Week 1 Post 4 - Free Write - Reading Chapter 3


Picture courtesy of Creative Commons at

I read the chapters of the book, a few days back and to be honest I usually remember the material that is assigned for a short amount of time. That did not happen with the material from this week. Like an annoying bug flying near your ear it keeps popping into mind and causing me to reflect on the message. The chapter that keeps coming into my head over and over is Chapter Three, Giving Yourself an A.
The Zandars’ begin the chapter by talking about how they figured a way to give the students in a class a guaranteed A in exchange for taking risks and writing a letter at the end. The idea being that if students are encouraged to give up the pursuit of measurement thinking, as discussed in the previous chapter, then they are more inclined to take risks in their education. I have done something similar for years. It tell my students that they start with an A everyday, and by doing these simple things, they will keep it. I also compliment them whenever possible and pick my fights very carefully. In doing so I “put money in the bank.” This is similar to giving them an A concept in that the students know that I will not come down on them, give them a bad grade or be against them unless they really mess up and they deserve it; at which point I make a withdrawal from the bank.
This is not the point that keeps haunting me though.
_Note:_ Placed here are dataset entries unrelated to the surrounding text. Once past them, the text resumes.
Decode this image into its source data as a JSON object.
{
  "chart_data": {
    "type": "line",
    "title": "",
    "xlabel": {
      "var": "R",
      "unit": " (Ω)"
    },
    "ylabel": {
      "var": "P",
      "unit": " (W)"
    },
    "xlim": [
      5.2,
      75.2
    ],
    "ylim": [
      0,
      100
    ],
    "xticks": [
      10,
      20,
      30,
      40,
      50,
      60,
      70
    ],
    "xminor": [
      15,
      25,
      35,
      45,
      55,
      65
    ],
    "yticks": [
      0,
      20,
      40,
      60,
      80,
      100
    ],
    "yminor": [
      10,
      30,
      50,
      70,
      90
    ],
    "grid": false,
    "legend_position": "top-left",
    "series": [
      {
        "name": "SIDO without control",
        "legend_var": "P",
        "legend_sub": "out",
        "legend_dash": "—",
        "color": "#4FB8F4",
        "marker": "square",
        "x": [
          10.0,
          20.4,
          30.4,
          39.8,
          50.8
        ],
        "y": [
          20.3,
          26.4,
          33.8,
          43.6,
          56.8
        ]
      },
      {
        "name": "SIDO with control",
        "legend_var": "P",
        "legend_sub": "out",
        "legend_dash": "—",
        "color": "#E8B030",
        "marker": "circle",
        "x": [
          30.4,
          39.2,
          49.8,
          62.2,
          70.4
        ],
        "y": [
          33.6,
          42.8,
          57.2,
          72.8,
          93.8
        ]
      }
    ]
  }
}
It is the idea of giving myself an A. I am very willing to students, friends and loved ones an A everyday, but I rarely give myself one. I am usually caught up in measurement thinking and redouble my efforts and make that extra phone call, and write a little later than planed. All of this is an effort to think I have earned the A. The truth is that I have a good life; I have wonderful friends (especially in this program), I am good at my job and am respected by my students and colleagues and I am writing this on my patio where it is sunny and warm. Sorry east coast friends, I am not trying to rub it in. I am just asking myself the essential question of why won’t I give myself an A. I will keep asking until I do.

Zander, R. S., & Zander, B. (2000). The art of possibility (2nd ed.). Boston, MA: Harvard Business School Press.

1 comment:

  1. And enjoying the sun while pondering the questions of existence. Perfect.